Field testing of IMUs Using inertial force sensors

However, just because we have verified the capability of the sensors for a period of 10 seconds still does not mean that they can be used for self-driving cars. Actual roads have areas where GPS signals cannot be received for extremely long stretches.

For example, the Yamate Tunnel along the Central Circular Route of the Metropolitan Expressway in Tokyo has a total length of 18 km. When a hazardous situation occurs, even if the car pulls over onto the shoulder or makes a sudden stop, it must have an accuracy that enables autonomous driving using only inertial force sensors for a range of at least several kilometers. In terms of time, this means that the car must be able to maintain autonomous driving using only the inertial force sensors for several minutes. Also, in actual driving, a variety of noise disturbances can enter, and so protective measures against noise are also necessary.
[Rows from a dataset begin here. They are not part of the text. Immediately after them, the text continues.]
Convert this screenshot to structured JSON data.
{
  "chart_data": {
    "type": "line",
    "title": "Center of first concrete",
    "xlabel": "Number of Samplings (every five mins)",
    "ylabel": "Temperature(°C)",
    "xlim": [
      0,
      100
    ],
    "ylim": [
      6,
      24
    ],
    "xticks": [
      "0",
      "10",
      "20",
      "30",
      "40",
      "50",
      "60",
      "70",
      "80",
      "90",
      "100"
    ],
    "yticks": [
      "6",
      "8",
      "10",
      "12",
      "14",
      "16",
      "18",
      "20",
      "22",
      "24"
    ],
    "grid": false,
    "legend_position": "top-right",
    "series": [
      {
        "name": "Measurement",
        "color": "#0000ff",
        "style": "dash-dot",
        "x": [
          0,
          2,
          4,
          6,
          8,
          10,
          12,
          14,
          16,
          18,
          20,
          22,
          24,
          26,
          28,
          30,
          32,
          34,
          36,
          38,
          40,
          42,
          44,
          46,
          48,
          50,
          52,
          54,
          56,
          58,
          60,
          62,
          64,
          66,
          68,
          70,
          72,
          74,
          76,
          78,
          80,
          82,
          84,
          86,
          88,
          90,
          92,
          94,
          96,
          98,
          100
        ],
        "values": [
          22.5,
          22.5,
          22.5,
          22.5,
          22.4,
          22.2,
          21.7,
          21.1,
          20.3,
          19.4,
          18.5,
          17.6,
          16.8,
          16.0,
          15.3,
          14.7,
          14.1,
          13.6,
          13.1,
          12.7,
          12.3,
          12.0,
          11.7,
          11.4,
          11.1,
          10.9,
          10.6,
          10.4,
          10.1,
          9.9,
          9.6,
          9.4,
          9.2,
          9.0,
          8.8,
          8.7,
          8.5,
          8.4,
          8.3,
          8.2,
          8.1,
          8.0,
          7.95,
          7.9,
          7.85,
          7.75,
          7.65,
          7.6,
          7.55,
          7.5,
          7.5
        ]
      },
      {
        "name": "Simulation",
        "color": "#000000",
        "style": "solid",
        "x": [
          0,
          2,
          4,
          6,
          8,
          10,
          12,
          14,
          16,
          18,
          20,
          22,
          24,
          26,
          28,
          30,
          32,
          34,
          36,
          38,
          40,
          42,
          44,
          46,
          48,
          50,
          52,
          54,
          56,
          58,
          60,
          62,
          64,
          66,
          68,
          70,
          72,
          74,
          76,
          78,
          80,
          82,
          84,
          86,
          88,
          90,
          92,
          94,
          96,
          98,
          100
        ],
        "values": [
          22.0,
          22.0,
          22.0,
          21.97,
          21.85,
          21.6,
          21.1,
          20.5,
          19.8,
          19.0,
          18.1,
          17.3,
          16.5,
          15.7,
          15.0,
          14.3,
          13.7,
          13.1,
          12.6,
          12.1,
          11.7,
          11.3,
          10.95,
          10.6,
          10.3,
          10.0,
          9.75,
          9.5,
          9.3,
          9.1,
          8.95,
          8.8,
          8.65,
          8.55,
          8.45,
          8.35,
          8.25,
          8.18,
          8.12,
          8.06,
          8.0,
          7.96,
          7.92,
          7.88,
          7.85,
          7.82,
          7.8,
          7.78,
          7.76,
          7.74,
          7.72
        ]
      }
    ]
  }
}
Technology for autonomous driving spurs innovations in other fields

--Going forward, what advances do you think will be achieved in Murata's inertial force sensors, and what applications will their use spread to?

To drive through the entire length of the Yamate Tunnel using only inertial force sensors would require position detection to be maintained at a high accuracy for at least 10 minutes.  The necessary level of accuracy needed to make it through the entire tunnel is difficult even if using the extremely high-cost fiber-optic gyros intended for aircraft.  Because of this, we are vigorously pushing to develop an MEMS inertial force sensor at a reasonable cost at this level of accuracy.

As self-driving cars become prevalent, and the technology used becomes mature, we think that this will spur innovations in agricultural equipment and construction equipment. If agricultural equipment becomes self-driving, the machine body will have a more compact size, and detailed agricultural tasks could be performed based on the growth of the crops and state of the cultivated land. We want to conduct our technology development while also including applications for self-driving car technology to other fields in our vision.

Members of the Sensor Business Division

Contributing to solving social issues through wide use of advanced sensor technology

In the near future, fully self-driven cars without a driver will become widespread and be a presence that sustains our daily lives, business, and social activities. However, there are still many technical issues that must be resolved before we reach that point. One of these issues is improvements in accuracy, safety, and reliability of inertial force sensors.

The Murata technical teams involved in development of inertial force sensors are improving their technical expertise to enable them to provide advanced sensors in a user-friendly, finished form for contributing to the development of society. Going forward, you can expect great things from Murata's technology development that supports the ongoing advancements in self-driving cars.